Even though I loved him, I couldn’t let him or anyone else have access to something so fucking vulnerable.

Instinct told me to push him as far away as humanly possible. Put a continent between us and try to forget about the sexy rocker who only wanted me. Yet I couldn’t tell him no. Not when I ached to have him close, even as my fear of being hurt made me quake. It was the kind of contradiction people felt that led them headfirst into a mental breakdown.

When I didn’t say anything, Jagger pressed his lips to the center of my forehead and then carefully placed me in the passenger seat. Leaning over me, he pulled my seat belt across my body and fastened it in place before putting his own back on. “Let’s go check on Violet.”

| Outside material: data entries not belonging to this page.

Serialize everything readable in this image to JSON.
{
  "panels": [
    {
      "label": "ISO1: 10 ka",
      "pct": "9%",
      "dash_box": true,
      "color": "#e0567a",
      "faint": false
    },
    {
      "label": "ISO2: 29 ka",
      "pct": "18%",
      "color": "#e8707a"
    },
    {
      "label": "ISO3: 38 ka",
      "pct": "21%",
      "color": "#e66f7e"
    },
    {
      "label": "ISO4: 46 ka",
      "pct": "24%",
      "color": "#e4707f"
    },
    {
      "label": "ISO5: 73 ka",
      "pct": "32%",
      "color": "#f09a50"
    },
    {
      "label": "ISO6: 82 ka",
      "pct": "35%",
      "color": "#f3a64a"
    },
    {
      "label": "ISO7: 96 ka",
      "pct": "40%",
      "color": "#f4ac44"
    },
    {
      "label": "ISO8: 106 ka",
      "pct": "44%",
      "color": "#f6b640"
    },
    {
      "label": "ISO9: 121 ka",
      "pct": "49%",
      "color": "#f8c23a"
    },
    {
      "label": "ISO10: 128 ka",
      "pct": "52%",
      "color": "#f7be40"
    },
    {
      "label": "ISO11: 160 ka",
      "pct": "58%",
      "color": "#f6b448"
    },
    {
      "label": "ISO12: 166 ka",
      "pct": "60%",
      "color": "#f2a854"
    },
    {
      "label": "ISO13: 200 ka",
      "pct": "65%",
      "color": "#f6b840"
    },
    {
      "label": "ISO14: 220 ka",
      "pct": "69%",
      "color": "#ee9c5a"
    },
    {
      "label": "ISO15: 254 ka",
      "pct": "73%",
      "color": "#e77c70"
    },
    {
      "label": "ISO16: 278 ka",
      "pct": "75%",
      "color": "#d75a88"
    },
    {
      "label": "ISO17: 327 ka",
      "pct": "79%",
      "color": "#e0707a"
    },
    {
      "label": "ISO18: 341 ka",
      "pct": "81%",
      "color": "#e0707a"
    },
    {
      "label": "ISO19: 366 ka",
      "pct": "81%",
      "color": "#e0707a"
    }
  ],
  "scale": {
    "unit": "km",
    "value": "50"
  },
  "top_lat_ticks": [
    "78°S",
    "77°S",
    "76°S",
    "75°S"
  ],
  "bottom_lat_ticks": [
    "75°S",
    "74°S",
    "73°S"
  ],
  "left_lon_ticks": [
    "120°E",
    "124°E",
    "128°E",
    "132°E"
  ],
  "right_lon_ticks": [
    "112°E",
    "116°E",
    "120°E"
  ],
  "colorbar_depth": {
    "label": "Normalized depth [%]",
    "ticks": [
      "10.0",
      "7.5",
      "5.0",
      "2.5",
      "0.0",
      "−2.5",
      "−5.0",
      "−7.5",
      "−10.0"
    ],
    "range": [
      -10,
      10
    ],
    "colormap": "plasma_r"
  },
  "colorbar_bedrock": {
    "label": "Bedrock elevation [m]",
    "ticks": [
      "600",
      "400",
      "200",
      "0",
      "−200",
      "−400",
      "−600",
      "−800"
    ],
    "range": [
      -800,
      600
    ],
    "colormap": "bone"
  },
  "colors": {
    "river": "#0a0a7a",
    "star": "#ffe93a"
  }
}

All I could do was nod, and he pulled into traffic. We were both quiet on the drive to my house. My parents weren’t home when we went inside so I could change, but since both their vehicles were in the driveway, I figured they had walked over to the Stevensons’.

I left Jagger in the kitchen with something to drink while I changed out of my school uniform into a pair of jean shorts and a white tank top. Pulling my hair up into a ponytail, I walked downstairs to find Jagger standing exactly where I’d left him. He hadn’t moved, not even to open his bottle of diet soda that I’d given him minutes before.

“I’m ready,” I said as I stopped a few feet from him.